Where to watch The Wedding Ringer
3 Stars
The Wedding Ringer feels like the umpteenth movie starring comedian Kevin Hart in the last year. The breakout out star of 2014 has headlined four major releases over a 12 month span, so our quarterly Hart fix is once again at hand. This new vehicle for the diminutive actor is sort of like Hitch 2. Hart is called in to add bravado, social grace, and friendship to a schlub, whose painfully unaware of his ineptitude. Surprisingly, the picture plays fast and the up-for-the-task cast makes the most out of the playful material given to them.
Kevin Hart is Jimmy Callahan, a man who runs a service for groomsman unable to conjure up a best man for their big wedding day. Business is good, and Jimmy is great at doing the gigs for guys he’s never met before or has any intention of seeing after the ceremony. Doug (Josh Gad) is a nice guy lacking any real male friends, he’s about to get married soon and the pressure is on to pick a best man and seven groomsmen. Panic stricken and nearly out of time, Doug turns to the services of Jimmy to orchestrate the appearance that he is a longtime friend of the groom. Jimmy must adopt the persona of Bic Mitchum, Doug’s imaginary best friend, a man so reclusive and eccentric he supposedly lives in El Salvador, and serves as a military chaplain. This ridiculous back story is saddled on Jimmy and a lot of the film’s humor comes from watching the motor-mouthed slick witted Hart maneuvering through Bic’s sorted (and false) personal history.

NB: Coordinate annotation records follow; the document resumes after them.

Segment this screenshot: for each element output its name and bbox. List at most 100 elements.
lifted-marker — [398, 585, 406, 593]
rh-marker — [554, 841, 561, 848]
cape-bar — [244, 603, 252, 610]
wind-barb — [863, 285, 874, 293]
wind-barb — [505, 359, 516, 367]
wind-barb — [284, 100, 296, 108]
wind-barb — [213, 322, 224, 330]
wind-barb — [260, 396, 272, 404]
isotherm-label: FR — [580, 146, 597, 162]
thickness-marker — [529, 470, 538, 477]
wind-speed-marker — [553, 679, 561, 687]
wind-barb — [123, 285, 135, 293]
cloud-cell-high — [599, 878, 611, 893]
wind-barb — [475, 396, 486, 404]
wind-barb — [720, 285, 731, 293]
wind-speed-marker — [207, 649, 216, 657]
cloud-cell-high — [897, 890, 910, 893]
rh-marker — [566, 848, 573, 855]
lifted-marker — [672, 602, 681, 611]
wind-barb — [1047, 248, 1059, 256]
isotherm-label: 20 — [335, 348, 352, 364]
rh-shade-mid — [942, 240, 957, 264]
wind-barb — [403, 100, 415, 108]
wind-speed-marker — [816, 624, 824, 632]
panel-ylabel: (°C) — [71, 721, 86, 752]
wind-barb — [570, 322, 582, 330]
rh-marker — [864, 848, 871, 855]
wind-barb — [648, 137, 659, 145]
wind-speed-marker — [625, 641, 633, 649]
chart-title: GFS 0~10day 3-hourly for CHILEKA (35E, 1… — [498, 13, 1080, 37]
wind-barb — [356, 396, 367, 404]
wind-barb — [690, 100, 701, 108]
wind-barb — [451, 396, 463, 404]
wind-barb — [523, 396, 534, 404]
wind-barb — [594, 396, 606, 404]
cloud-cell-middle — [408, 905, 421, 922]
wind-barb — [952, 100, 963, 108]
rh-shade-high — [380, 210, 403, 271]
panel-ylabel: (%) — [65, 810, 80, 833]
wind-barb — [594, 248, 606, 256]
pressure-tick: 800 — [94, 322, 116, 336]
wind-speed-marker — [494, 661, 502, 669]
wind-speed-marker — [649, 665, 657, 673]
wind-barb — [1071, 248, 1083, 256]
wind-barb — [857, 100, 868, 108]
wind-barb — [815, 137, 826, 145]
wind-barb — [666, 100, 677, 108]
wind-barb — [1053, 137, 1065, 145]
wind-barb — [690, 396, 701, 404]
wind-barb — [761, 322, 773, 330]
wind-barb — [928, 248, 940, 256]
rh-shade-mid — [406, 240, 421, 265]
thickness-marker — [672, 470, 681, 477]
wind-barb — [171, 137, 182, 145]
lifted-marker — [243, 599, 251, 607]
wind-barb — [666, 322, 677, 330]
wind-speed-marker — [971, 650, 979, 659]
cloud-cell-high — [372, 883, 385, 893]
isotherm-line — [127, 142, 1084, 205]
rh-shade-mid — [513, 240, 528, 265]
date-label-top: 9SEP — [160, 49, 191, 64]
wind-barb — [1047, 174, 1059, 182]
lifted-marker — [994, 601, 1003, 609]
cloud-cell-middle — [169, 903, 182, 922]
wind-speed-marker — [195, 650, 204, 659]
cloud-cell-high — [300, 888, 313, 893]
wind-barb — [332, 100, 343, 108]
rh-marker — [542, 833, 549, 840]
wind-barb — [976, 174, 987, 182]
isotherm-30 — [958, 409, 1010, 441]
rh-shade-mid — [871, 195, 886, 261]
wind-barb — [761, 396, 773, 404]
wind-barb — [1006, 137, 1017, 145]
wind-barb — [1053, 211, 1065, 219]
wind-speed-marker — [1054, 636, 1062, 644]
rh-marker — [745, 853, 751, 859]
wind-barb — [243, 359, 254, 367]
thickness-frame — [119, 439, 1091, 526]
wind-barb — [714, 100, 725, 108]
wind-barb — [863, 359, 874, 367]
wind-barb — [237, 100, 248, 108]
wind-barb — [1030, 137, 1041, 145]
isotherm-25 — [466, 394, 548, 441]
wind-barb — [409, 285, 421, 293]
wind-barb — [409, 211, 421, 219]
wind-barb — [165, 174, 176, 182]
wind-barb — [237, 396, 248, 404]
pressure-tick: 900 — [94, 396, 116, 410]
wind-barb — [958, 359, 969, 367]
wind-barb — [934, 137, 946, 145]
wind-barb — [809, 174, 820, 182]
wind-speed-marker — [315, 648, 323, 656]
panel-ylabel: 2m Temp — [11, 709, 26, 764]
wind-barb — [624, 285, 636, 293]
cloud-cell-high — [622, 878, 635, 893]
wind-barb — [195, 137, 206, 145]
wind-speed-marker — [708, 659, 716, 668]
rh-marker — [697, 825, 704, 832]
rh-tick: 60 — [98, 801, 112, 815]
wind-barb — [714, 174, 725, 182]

However, Doug needs the ‘Golden Tie’ treatment. This calls for Jimmy to recruit seven local knuckleheads to portray various roles as Douglas’s pack of friends. These misfits are well-cast and they add some off-beat color to what could have been a bland proceeding. Each man is given a dossier that contains their character and accomplishments, important info that is to be used during the reception should they be accosted by any nosey guests or relatives.
Jimmy makes it clear to Doug that once the event is over, so is their friendship. I won’t spoil the individual scenes that compromise the film’s wedding climax, but the efficiency and high energy of the film’s first two acts maintain through to the finale.
A movie like The Wedding Ringer is dependent on casting and writing, both are solid. Josh Gad is an extremely likable everyman and Kevin Hart has never been more appealing on-screen. The direction from Jeremy Garelick keeps things moving at a breakneck pace for a comedy, opting not to linger on moments of sentimentality but instead forging ahead to the next joke or comedic sequence. After last years numerous comedy releases, most of which were D.O.A., it’s refreshing to see an energetic run through with a lively cast and a good-hearted screenplay. The Wedding Ringer may be advertised as a romantic comedy, but its closer to the Bro-mance genre, it sits alongside Hitch and Wedding Crashers as exemplary examples of the burgeoning sub genre.